Peranakan Gems out of a Betel Box
By Catherine Ling - Monday, Dec 31, 2012
This is where the infamous Blue Lagoon pub used to be – ground zero for Vietnamese hookers, the scene of many a drunken brawl and seedy activities. One day it infringed the law and had to be shut. So Tony Tan (no, not the President), owner and manager of the Betel Box Backpackers Hostel upstairs, decided enough was enough. He was taking over. And today 200 Joo Chiat Road is the address of a bright, cosy bistro with a much nobler aim – focusing on heritage and conservation.
The Betel Box Hostel runs popular walking and eating tours of Joo Chiat that draws not just backpackers but also guests from five-star hotels and expatriates eager to learn more. So it was natural that Tony also wanted a place where his guests could sit down and try many heritage dishes in one place, as an alternative to having 20 people all share one dish at as many as 30 stops.
The casual bistro also features antiques (some of the furnitures are 70-80 years old), artwork and Peranakan paraphernalia, some for sale. Murals from budding artists adorn the walls, and books on Singapore heritage and culture make this a great place for anyone wanting to do a spot of research. Tony says, “I’m not Peranakan myself but third-generation Chinese. I have interacted with Peranakan neighbours and friends when I’m younger but what really drew me to the Peranakan culture is when I setup the hostel 10 years ago in Joo Chiat/ Katong. My Joo Chiat neighbours are mostly Peranakan and they are very supportive of my heritage work. As I became close friends with many of them, they encouraged me to join The Peranakan Association to get more involved. I believe that the Peranakan culture is implied in many parts of our Singaporean identity.”

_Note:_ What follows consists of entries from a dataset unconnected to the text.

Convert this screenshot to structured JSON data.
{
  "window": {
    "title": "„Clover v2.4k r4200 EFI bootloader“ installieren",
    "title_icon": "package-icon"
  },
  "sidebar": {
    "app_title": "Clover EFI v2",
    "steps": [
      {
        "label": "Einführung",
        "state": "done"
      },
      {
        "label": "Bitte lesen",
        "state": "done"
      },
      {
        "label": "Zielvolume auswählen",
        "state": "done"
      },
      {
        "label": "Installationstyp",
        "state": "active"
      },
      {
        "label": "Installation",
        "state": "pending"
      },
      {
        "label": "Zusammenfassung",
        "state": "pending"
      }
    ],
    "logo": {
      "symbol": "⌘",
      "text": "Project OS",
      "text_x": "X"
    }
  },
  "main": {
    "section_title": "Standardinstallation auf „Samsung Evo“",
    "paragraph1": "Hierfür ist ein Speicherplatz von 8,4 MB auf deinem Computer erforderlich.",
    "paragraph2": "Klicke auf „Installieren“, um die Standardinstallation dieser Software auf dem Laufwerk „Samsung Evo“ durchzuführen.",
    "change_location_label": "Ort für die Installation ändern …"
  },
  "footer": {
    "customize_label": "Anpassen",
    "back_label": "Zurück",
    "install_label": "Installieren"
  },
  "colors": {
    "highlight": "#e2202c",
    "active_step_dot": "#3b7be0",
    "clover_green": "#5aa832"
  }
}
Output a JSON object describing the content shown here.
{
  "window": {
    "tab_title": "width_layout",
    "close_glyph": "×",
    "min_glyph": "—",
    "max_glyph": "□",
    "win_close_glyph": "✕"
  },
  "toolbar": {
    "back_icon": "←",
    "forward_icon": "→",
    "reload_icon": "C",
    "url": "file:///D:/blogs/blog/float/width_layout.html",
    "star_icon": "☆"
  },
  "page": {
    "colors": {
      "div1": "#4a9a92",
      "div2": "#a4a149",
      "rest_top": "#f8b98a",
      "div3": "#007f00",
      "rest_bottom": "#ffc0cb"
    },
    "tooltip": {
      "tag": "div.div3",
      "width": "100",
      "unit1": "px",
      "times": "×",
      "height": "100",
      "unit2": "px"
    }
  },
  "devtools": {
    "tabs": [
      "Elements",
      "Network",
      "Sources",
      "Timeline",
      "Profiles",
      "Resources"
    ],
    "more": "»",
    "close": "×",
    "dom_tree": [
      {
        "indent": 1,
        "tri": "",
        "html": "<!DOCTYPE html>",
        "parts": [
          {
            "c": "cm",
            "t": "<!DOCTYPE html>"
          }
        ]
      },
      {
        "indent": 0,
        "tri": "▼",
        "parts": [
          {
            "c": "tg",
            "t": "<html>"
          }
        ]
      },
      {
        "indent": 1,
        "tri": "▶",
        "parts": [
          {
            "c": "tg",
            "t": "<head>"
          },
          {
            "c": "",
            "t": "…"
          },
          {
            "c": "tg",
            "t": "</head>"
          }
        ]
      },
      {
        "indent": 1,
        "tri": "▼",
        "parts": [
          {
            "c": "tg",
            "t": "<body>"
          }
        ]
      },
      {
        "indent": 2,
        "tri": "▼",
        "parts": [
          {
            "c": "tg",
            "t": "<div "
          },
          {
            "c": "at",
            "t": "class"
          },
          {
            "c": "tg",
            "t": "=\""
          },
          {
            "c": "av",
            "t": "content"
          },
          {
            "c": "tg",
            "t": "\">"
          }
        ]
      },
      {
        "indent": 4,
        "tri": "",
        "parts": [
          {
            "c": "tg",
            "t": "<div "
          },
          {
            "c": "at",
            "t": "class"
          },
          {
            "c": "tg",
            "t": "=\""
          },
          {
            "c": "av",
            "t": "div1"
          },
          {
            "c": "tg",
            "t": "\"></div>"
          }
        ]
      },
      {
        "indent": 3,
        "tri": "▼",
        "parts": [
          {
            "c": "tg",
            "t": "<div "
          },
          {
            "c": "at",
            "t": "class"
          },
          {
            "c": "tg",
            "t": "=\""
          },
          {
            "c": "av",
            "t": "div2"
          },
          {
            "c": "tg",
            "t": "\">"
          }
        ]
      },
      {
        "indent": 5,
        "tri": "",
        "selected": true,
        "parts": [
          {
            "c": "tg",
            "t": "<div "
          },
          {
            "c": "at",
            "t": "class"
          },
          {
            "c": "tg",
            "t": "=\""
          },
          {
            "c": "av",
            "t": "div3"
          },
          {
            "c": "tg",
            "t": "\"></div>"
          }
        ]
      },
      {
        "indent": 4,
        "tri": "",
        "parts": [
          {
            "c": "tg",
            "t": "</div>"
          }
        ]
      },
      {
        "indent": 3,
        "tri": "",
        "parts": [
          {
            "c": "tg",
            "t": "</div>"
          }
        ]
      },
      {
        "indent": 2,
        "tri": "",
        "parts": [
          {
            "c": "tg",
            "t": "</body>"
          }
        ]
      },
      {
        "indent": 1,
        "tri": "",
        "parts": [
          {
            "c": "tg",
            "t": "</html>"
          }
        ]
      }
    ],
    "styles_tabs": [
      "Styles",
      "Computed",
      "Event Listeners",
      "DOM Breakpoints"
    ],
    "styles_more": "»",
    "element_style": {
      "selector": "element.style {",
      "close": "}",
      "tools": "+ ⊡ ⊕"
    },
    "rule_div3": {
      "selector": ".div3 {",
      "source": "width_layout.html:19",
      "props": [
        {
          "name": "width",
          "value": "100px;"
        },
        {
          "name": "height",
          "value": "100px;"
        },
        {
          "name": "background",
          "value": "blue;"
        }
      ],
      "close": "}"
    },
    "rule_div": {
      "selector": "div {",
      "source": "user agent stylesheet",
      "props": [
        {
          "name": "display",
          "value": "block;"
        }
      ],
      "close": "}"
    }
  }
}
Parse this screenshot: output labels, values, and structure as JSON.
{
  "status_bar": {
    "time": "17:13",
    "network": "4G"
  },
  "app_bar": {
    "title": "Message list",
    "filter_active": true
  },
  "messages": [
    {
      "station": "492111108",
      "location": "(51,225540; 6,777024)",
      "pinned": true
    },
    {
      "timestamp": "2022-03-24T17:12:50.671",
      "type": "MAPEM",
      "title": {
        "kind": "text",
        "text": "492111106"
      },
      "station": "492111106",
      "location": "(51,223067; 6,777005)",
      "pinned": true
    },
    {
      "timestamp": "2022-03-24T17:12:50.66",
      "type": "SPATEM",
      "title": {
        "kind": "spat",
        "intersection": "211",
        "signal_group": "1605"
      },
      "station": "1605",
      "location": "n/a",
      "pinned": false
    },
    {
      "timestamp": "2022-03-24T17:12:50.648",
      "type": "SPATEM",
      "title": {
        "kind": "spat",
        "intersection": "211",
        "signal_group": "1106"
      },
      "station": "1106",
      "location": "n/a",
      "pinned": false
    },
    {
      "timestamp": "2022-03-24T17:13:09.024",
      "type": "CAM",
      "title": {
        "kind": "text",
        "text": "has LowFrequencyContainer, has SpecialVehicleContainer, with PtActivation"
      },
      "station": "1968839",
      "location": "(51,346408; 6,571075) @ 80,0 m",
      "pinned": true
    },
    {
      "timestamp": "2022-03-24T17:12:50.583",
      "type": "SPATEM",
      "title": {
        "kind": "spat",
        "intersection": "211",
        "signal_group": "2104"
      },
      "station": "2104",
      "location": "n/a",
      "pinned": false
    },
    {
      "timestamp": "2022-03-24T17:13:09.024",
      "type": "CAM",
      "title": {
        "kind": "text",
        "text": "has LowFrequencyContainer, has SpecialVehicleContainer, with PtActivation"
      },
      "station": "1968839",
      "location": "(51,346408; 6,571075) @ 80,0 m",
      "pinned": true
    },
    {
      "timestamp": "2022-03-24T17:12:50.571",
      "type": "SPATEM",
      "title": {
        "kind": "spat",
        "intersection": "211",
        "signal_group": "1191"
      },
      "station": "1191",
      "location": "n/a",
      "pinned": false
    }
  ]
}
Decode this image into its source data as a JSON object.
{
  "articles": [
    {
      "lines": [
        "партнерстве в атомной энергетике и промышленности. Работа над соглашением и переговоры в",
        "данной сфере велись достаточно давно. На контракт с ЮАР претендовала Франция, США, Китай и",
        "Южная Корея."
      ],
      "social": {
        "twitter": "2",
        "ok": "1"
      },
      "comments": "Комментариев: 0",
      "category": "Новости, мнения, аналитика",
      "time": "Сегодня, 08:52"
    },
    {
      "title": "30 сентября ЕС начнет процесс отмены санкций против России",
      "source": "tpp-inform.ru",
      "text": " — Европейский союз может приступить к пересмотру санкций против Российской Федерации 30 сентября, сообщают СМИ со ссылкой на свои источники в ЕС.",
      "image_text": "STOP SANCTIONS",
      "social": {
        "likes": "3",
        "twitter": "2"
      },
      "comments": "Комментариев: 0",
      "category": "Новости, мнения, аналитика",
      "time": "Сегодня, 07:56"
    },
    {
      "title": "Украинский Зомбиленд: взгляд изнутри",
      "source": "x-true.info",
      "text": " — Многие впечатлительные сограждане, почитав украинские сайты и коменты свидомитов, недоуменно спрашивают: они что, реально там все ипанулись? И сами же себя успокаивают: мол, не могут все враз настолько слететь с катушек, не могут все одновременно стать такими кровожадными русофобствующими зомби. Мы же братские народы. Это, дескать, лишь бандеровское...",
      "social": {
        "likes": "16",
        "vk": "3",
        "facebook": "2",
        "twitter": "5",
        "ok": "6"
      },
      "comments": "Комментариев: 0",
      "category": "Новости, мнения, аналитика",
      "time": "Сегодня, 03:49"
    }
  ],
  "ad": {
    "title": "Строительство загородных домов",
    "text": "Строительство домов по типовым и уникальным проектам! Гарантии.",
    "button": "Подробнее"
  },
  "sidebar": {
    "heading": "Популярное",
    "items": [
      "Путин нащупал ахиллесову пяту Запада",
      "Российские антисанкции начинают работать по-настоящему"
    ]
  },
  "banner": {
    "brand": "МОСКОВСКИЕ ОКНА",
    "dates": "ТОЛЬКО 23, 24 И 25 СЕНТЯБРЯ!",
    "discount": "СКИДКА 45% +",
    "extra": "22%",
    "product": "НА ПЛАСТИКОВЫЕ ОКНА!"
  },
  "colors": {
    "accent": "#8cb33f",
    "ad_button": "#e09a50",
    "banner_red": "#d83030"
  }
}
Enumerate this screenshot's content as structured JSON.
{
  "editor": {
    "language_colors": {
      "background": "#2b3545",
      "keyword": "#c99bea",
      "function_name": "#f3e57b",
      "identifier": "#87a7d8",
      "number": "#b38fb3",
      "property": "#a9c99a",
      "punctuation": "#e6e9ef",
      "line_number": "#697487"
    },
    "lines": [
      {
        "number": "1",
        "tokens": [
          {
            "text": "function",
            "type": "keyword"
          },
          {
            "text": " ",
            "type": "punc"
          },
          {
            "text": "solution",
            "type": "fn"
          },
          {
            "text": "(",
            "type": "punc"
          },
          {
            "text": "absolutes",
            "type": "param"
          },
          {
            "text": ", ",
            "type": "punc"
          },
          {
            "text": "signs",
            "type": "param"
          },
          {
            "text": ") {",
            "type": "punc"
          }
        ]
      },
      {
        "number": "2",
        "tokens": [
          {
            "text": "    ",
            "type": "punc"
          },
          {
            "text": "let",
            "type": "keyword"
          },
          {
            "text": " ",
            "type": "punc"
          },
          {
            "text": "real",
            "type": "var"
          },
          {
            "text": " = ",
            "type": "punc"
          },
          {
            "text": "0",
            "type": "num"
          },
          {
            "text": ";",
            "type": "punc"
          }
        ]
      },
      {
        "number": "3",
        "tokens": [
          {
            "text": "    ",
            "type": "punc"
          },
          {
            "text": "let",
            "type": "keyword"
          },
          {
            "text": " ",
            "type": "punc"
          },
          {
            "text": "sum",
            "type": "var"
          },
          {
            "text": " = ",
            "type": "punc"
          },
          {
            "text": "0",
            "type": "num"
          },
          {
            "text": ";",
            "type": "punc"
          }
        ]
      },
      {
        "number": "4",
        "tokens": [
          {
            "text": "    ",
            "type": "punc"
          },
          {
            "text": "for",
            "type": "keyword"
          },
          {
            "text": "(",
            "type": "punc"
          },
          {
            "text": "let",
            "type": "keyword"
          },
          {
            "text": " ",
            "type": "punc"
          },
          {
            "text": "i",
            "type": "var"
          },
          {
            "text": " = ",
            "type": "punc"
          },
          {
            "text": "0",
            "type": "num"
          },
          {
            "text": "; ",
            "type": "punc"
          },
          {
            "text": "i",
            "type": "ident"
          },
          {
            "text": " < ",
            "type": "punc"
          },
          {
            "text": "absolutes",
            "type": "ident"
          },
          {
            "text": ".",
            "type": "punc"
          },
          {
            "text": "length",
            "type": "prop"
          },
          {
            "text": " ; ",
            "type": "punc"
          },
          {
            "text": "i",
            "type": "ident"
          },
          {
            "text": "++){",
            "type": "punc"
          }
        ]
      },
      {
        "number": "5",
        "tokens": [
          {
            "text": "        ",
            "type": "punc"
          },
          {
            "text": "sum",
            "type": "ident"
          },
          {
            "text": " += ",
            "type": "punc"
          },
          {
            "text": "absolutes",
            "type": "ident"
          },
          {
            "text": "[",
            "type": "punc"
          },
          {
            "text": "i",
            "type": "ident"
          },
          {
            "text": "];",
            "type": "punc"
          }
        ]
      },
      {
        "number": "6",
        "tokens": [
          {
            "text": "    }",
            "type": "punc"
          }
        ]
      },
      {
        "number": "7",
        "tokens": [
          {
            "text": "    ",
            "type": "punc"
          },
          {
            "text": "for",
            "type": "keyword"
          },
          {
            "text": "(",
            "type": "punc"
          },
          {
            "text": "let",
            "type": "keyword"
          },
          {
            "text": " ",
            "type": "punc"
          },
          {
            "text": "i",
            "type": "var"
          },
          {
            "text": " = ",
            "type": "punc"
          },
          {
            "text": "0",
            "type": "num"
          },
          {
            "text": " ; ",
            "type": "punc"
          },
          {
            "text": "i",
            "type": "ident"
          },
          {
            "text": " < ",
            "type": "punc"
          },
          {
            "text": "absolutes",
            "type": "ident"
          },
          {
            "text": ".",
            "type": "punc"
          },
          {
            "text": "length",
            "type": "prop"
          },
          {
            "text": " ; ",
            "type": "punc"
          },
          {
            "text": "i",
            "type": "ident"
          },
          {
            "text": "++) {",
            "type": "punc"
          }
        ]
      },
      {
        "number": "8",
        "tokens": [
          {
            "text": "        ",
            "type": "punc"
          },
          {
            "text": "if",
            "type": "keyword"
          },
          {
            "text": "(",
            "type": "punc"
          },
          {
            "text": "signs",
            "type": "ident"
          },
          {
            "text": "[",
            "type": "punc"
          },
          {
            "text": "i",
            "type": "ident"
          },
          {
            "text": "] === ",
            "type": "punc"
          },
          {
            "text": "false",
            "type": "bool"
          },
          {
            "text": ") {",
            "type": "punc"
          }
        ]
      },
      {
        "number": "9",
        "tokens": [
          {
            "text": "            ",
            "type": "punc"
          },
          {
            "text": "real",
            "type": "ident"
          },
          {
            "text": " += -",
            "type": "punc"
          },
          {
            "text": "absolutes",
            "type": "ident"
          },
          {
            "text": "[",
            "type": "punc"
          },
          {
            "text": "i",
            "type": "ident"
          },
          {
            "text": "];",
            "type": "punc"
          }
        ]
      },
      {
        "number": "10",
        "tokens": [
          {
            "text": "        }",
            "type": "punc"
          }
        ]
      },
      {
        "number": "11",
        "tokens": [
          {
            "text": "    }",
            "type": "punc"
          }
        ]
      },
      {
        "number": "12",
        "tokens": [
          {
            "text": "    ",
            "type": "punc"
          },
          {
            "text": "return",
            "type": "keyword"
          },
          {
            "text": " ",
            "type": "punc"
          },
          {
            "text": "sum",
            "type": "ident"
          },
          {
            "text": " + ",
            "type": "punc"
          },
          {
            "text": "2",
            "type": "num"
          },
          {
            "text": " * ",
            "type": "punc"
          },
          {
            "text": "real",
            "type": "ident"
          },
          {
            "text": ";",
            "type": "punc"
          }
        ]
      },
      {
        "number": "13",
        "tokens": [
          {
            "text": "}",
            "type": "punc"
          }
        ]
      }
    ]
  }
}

Tony (right, above) managed to get brothers Victor (left) and Ben Teo (centre) to manage and cook respectively for the bistro. Ben is from a Malaccan Straits-Chinese family and his natural love for cooking took him places, from Geylang to the “seven-star” Sheraton in Kuwait cooking for Mid-East royalty. When he settled back in Singapore, he decided to follow his passion in Southeast Asian and Straits Chinese cooking.
At first they introduced colonial English cuisine but soon added Peranakan dishes like Babi Pongteh, Nonya Chicken Curry, Assam Pedas Fish, Pork Cincalok and other familiar favourites such as Ngoh Hiang and Hae Cho.
The chef “Uncle Ben” has also come up with a terrific “Ikan Sumbat” or stuffed fish with meat and prawns, beautifully spiced, coated with light batter and deep-fried. Nanas Yong Tau Foo, which is another house specialty features pineapple in the coconut curry sauce. Ben also does a special dry beef curry rib, which is a whole beef rib stewed in rich rendang spices (pre-order necessary).
And how have foreigners taken to our heritage cuisine?
Tony says, “Peranakan flavours is an acquired taste for most tourists. However, with travel and food TV programmes, most tourists are very willing to try. Generally speaking, dishes like Beef Rendang, Assam Fish, Nonya Curry and Nonya Laksa are winners. Some tourists even come to the restaurant armed with a list of must-eat Peranakan favourites.”
For now, the 17-month old bistro’s customers are mainly locals. There are Peranakan families, especially older patrons, some of whom travel across the island. We all know these are the hardest to please as every Peranakan family will insist their grandmother’s version is the best.
Betel Box Bistro is still a hidden find for now but word-of-mouth referrals are gaining momentum. Tony, who is a huge foodie, is hoping to offer cooking classes as well in the future.